The Chief Marketing Officer has been declared dead more often than cold-calling, at least once every year by some pundit or major media since 2012 when Forbes did it. The role is resilient, but also highly changeable. Recently in a possible foretelling, Mcdonalds did not replace their departing CMO directly, preferring to delegate responsibility to a VP of global marketing and a VP of marketing technology. While this move rightfully puts more focus on martech, it also points up the difficulties inherent in the CMO’s mission. The role calls for equal skills in creative/brand management and state of the art SaaS software that make up the growing marketing technology stack. It’s a difficult right brain/left brain skill set mix. Because many CMO’s lack detail experience with SaaS systems, particularly if they came out of communications or brand, they often spend indiscriminately, bringing on new platforms before the previous ones are fully understood, hoping for the magic software bullet that will make everything run smoothly.
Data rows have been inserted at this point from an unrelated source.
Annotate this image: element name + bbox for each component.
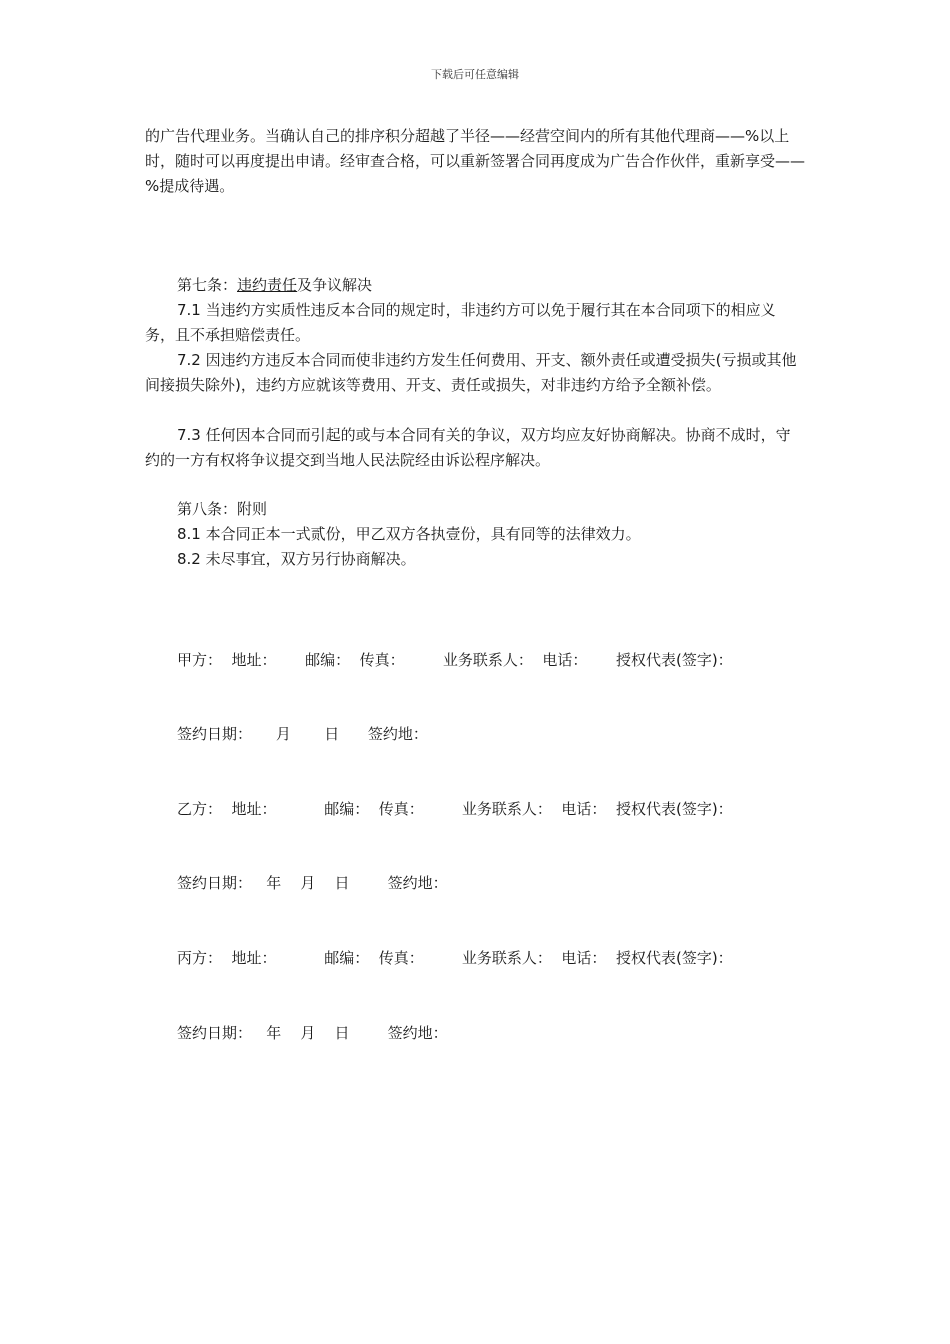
party-c-line: 丙方： 地址： 邮编： 传真： 业务联系人： 电话： 授权代表(签字)： bbox=[177, 949, 733, 967]
party-a-line: 甲方： 地址： 邮编： 传真： 业务联系人： 电话： 授权代表(签字)： bbox=[177, 651, 733, 669]
article-7-title-suffix: 及争议解决 bbox=[297, 276, 373, 294]
clause-7-3: 7.3 任何因本合同而引起的或与本合同有关的争议，双方均应友好协商解决。协商不成时，守约的一方有权将争议提交到当地人民法院经由诉讼程序解决。 bbox=[145, 426, 791, 469]
clause-7-1: 7.1 当违约方实质性违反本合同的规定时，非违约方可以免于履行其在本合同项下的相应义务，且不承担赔偿责任。 bbox=[145, 301, 776, 344]
article-7-title-link[interactable]: 违约责任 bbox=[237, 276, 298, 294]
page-header: 下载后可任意编辑 bbox=[431, 68, 519, 81]
intro-paragraph: 的广告代理业务。当确认自己的排序积分超越了半径——经营空间内的所有其他代理商——%以上时，随时可以再度提出申请。经审查合格，可以重新签署合同再度成为广告合作伙伴，重新享受——%提成待遇。 bbox=[145, 127, 806, 195]
clause-8-2: 8.2 未尽事宜，双方另行协商解决。 bbox=[177, 550, 416, 568]
party-c-date-line: 签约日期： 年 月 日 签约地： bbox=[177, 1024, 448, 1042]
article-7-title-prefix: 第七条： bbox=[177, 276, 238, 294]
party-b-line: 乙方： 地址： 邮编： 传真： 业务联系人： 电话： 授权代表(签字)： bbox=[177, 800, 733, 818]
clause-8-1: 8.1 本合同正本一式贰份，甲乙双方各执壹份，具有同等的法律效力。 bbox=[177, 525, 641, 543]
article-8-title: 第八条：附则 bbox=[177, 500, 268, 518]
article-7-title bbox=[177, 273, 372, 298]
clause-7-2: 7.2 因违约方违反本合同而使非违约方发生任何费用、开支、额外责任或遭受损失(亏损或其他间接损失除外)，违约方应就该等费用、开支、责任或损失，对非违约方给予全额补偿。 bbox=[145, 351, 797, 394]
party-b-date-line: 签约日期： 年 月 日 签约地： bbox=[177, 874, 448, 892]
party-a-date-line: 签约日期： 月 日 签约地： bbox=[177, 725, 428, 743]
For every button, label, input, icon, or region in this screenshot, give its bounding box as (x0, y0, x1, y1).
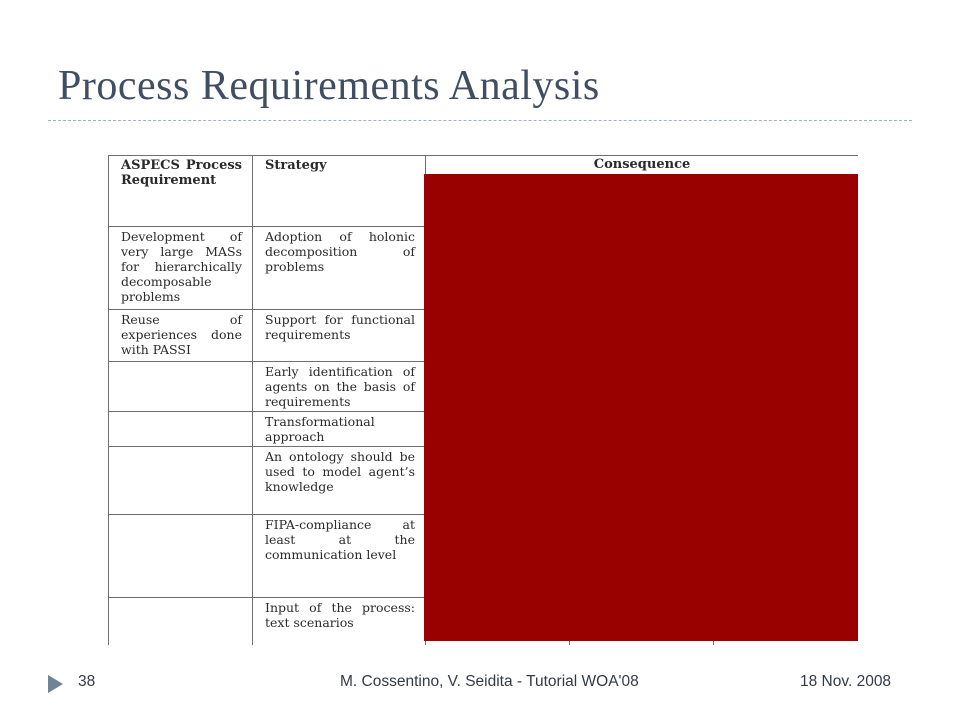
strategy-cell: FIPA-compliance at least at the communication level (253, 515, 426, 598)
footer-date: 18 Nov. 2008 (800, 673, 892, 690)
footer-arrow-icon (48, 675, 63, 693)
strategy-cell: Early identification of agents on the basis of requirements (253, 362, 426, 412)
table-header-row-group (109, 156, 859, 175)
requirement-cell (109, 515, 253, 598)
header-requirement: ASPECS Process Requirement (109, 156, 253, 227)
header-strategy: Strategy (253, 156, 426, 227)
strategy-cell: Adoption of holonic decomposition of problems (253, 227, 426, 310)
strategy-cell: Input of the process: text scenarios (253, 598, 426, 646)
header-consequence: Consequence (426, 156, 859, 175)
requirement-cell (109, 362, 253, 412)
redaction-block (424, 174, 858, 641)
requirement-cell (109, 447, 253, 515)
requirement-cell: Development of very large MASs for hierarchically decomposable problems (109, 227, 253, 310)
title-divider (48, 120, 912, 121)
requirement-cell: Reuse of experiences done with PASSI (109, 310, 253, 362)
strategy-cell: An ontology should be used to model agent’s knowledge (253, 447, 426, 515)
strategy-cell: Support for functional requirements (253, 310, 426, 362)
strategy-cell: Transformational approach (253, 412, 426, 447)
footer-authors: M. Cossentino, V. Seidita - Tutorial WOA'08 (340, 673, 639, 690)
page-number: 38 (78, 673, 96, 690)
requirement-cell (109, 598, 253, 646)
requirement-cell (109, 412, 253, 447)
slide-title: Process Requirements Analysis (58, 63, 600, 109)
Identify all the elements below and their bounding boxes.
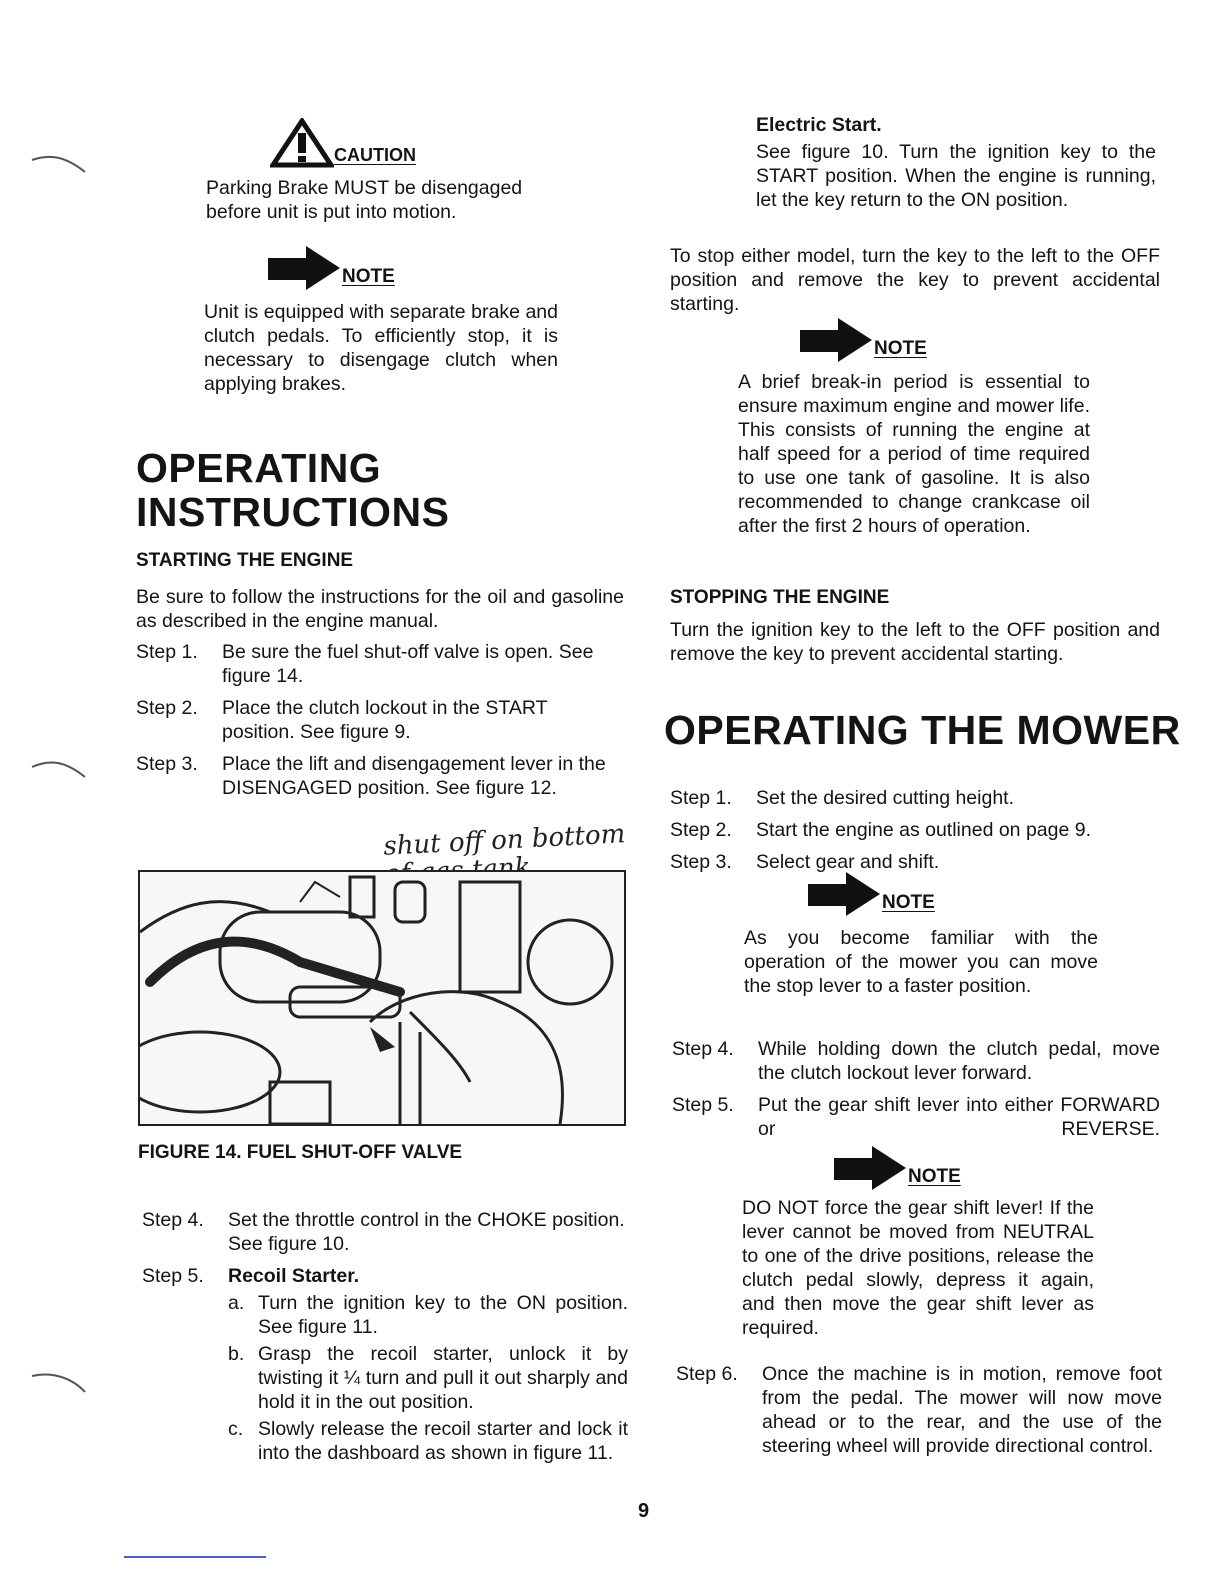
step-text: Put the gear shift lever into either FORWARD or REVERSE. bbox=[758, 1094, 1160, 1140]
step-label: Step 4. bbox=[142, 1209, 204, 1231]
scan-mark-decoration bbox=[30, 755, 90, 785]
list-item bbox=[136, 752, 624, 800]
mower-step-6 bbox=[676, 1362, 1162, 1458]
arrow-right-icon bbox=[268, 246, 340, 290]
list-item bbox=[142, 1208, 628, 1256]
note3-header bbox=[808, 872, 935, 916]
step-text: Be sure the fuel shut-off valve is open. See figure 14. bbox=[222, 641, 594, 687]
list-item bbox=[670, 850, 1160, 874]
step-label: Step 3. bbox=[136, 753, 198, 775]
note1-label: NOTE bbox=[342, 266, 395, 287]
list-item bbox=[670, 786, 1160, 810]
arrow-right-icon bbox=[834, 1146, 906, 1190]
step-text: Select gear and shift. bbox=[756, 851, 940, 873]
electric-start-heading: Electric Start. bbox=[756, 114, 882, 136]
step-label: Step 2. bbox=[670, 819, 732, 841]
starting-steps-b bbox=[142, 1208, 628, 1288]
caution-text: Parking Brake MUST be disengaged before unit is put into motion. bbox=[206, 177, 523, 223]
list-item bbox=[228, 1417, 628, 1465]
note4-header bbox=[834, 1146, 961, 1190]
step-label: Step 1. bbox=[136, 641, 198, 663]
step-label: Step 5. bbox=[142, 1265, 204, 1287]
starting-steps bbox=[136, 640, 624, 800]
list-item bbox=[228, 1342, 628, 1414]
list-item bbox=[676, 1362, 1162, 1458]
note2-text: A brief break-in period is essential to ensure maximum engine and mower life. This consists of running the engine at half speed for a period of time required to use one tank of gasoline. It is also recommended to change crankcase oil after the first 2 hours of operation. bbox=[738, 371, 1090, 537]
mower-steps bbox=[670, 786, 1160, 874]
stopping-engine-heading: STOPPING THE ENGINE bbox=[670, 587, 890, 608]
item-label: a. bbox=[228, 1292, 245, 1314]
figure-14-illustration bbox=[138, 870, 626, 1126]
starting-engine-heading: STARTING THE ENGINE bbox=[136, 550, 354, 571]
mower-steps-b bbox=[672, 1037, 1160, 1141]
caution-label: CAUTION bbox=[334, 145, 416, 165]
list-item bbox=[136, 696, 624, 744]
note2-header bbox=[800, 318, 927, 362]
list-item bbox=[142, 1264, 628, 1288]
item-text: Slowly release the recoil starter and lock it into the dashboard as shown in figure 11. bbox=[258, 1418, 628, 1464]
list-item bbox=[672, 1037, 1160, 1085]
item-text: Grasp the recoil starter, unlock it by twisting it ¼ turn and pull it out sharply and hold it in the out position. bbox=[258, 1343, 628, 1413]
note3-text: As you become familiar with the operation of the mower you can move the stop lever to a faster position. bbox=[744, 927, 1098, 997]
caution-header bbox=[270, 118, 416, 168]
heading-line-2: INSTRUCTIONS bbox=[136, 489, 450, 535]
stopping-engine-text: Turn the ignition key to the left to the OFF position and remove the key to prevent accidental starting. bbox=[670, 619, 1160, 665]
step-text: Set the desired cutting height. bbox=[756, 787, 1015, 809]
warning-triangle-icon bbox=[270, 118, 334, 168]
item-text: Turn the ignition key to the ON position. See figure 11. bbox=[258, 1292, 628, 1338]
starting-intro: Be sure to follow the instructions for the oil and gasoline as described in the engine manual. bbox=[136, 586, 624, 632]
step-label: Step 1. bbox=[670, 787, 732, 809]
note3-label: NOTE bbox=[882, 892, 935, 913]
step-text: Set the throttle control in the CHOKE position. See figure 10. bbox=[228, 1209, 625, 1255]
note2-label: NOTE bbox=[874, 338, 927, 359]
step-text: Once the machine is in motion, remove foot from the pedal. The mower will now move ahead or to the rear, and the use of the steering wheel will provide directional control. bbox=[762, 1363, 1162, 1457]
operating-instructions-heading bbox=[136, 446, 450, 534]
heading-line-1: OPERATING bbox=[136, 445, 382, 491]
page-number: 9 bbox=[638, 1500, 650, 1522]
step-label: Step 4. bbox=[672, 1038, 734, 1060]
step-label: Step 5. bbox=[672, 1094, 734, 1116]
scan-mark-decoration bbox=[30, 150, 90, 180]
arrow-right-icon bbox=[808, 872, 880, 916]
list-item bbox=[228, 1291, 628, 1339]
note1-header bbox=[268, 246, 395, 290]
item-label: b. bbox=[228, 1343, 245, 1365]
recoil-starter-heading: Recoil Starter. bbox=[228, 1265, 360, 1287]
list-item bbox=[670, 818, 1160, 842]
list-item bbox=[672, 1093, 1160, 1141]
handwritten-note: shut off on bottom tank bbox=[382, 819, 626, 886]
step-label: Step 3. bbox=[670, 851, 732, 873]
step-text: Place the clutch lockout in the START position. See figure 9. bbox=[222, 697, 548, 743]
arrow-right-icon bbox=[800, 318, 872, 362]
note4-text: DO NOT force the gear shift lever! If the lever cannot be moved from NEUTRAL to one of the drive positions, release the clutch pedal slowly, depress it again, and then move the gear shift lever as required. bbox=[742, 1197, 1094, 1339]
step-label: Step 6. bbox=[676, 1363, 738, 1385]
recoil-starter-items bbox=[228, 1291, 628, 1465]
note1-text: Unit is equipped with separate brake and clutch pedals. To efficiently stop, it is necessary to disengage clutch when applying brakes. bbox=[204, 301, 558, 395]
fuel-valve-illustration bbox=[140, 872, 624, 1124]
operating-mower-heading: OPERATING THE MOWER bbox=[664, 707, 1181, 753]
note4-label: NOTE bbox=[908, 1166, 961, 1187]
step-text: Start the engine as outlined on page 9. bbox=[756, 819, 1092, 841]
figure-14-caption: FIGURE 14. FUEL SHUT-OFF VALVE bbox=[138, 1142, 463, 1163]
step-text: While holding down the clutch pedal, move the clutch lockout lever forward. bbox=[758, 1038, 1160, 1084]
item-label: c. bbox=[228, 1418, 244, 1440]
stop-either-model-text: To stop either model, turn the key to the left to the OFF position and remove the key to prevent accidental starting. bbox=[670, 245, 1160, 315]
scan-mark-decoration bbox=[30, 1368, 90, 1398]
list-item bbox=[136, 640, 624, 688]
step-label: Step 2. bbox=[136, 697, 198, 719]
edge-line-decoration bbox=[124, 1556, 266, 1558]
step-text: Place the lift and disengagement lever in the DISENGAGED position. See figure 12. bbox=[222, 753, 606, 799]
electric-start-text: See figure 10. Turn the ignition key to the START position. When the engine is running, let the key return to the ON position. bbox=[756, 141, 1156, 211]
After a year in which expenditures shrunk somewhat, money spent on marketing platforms as a percentage of budget increased by 29% last year according to Gartner (chiefmartec.com).
However, far from bringing clarity, the martech mix at many companies is a confusing blend of overlapping capabilities and systems that are not being utilized because nobody has the time to learn how to use them properly. And they may or may not be integrated with the sales stack in B2B. Failed implementations for pivotal systems like CRM are estimated to run at over 50%. The hidden secret is that none of these systems produces on its own. All of them require some commitment of personnel hours, often extensive setup/data conversion, then continuous training and daily operation. In a company function (marketing) with chronically low head counts, some valuable systems will be ignored.
What is causing this fixation on martec over brand and creativity? My belief, one I have held for some time, is that marketers look to guarantee their value to the company in the face of a potential downturn, such as has been predicted for several months now. The way to do this is to emphasize programs that show measurable results leading to ROI. By its very nature, technology does this. Creative programs and branding do not, in fact, in the eyes of Finance, they are essentially sunk costs for which no value was realized. There are two fundamental and highly flawed beliefs involved here that drive this behavior. The first is that martech is totally separate from brand/creative and can function without it. In fact, marketing automation in particular depends entirely on a stream of fresh, relevant and effective content, without which it is ineffective. CRM data depends entirely on the successful interaction of potential customers with company sales representatives, an interaction that will not happen if the reps are not supplied with quality focused content. The other flawed belief is that the company can control the visitor experience through its martec systems. There is simply no data to support this, the customer continues to maintain control over his/her customer journey. So, the idea that martech can function effectively without creative is specious, and we can measure the failure very accurately. In a recent report, Forrester chided marketing leadership for overspending on technology and underspending on creative efforts, undercutting the brand and limiting the customer experience.
Was Madonalds right to split the function between two peers? It was probably right for them, and may be the way of the future for B2C Fortune 500, but smaller companies may not have that option. It will be better for Marketing to focus on hiring qualified technology leadership as an organic marketing function, much as a ship’s captain relies on a competent engineer who runs the engine room. Where Marketing is underqualified for making a good hiring decision, consultants and quality recruiting firms may be employed. It is well worth the expense. If this is not a possibility in the company environment, Marketing will have to make an arrangement with IT to take over martech requirements gathering, acquisition, implementation and maintenance. Not the ideal solution in my mind, but someone has to get control over the martec mix and get some value from it., while Marketing stops neglecting the brand.
Where, then, is the CMO profession going? I believe successful CMO’s of the future will have the character to accept responsibility for the entire breadth of activities that comprise today’s marketing and admit that they need help to run everything. Like other successful leaders, they will be adept at recruiting and hiring people of diverse skill sets who share their vision. They will focus on leading those people, avoiding minutiae and micromanagement. They should be generalists who have come to the position intentionally by learning sales, understanding branding, developing content, and becoming very familiar with the processes that are needed to leverage martech. And they will be very, very skilled at convincing the CEO that they are on the right track.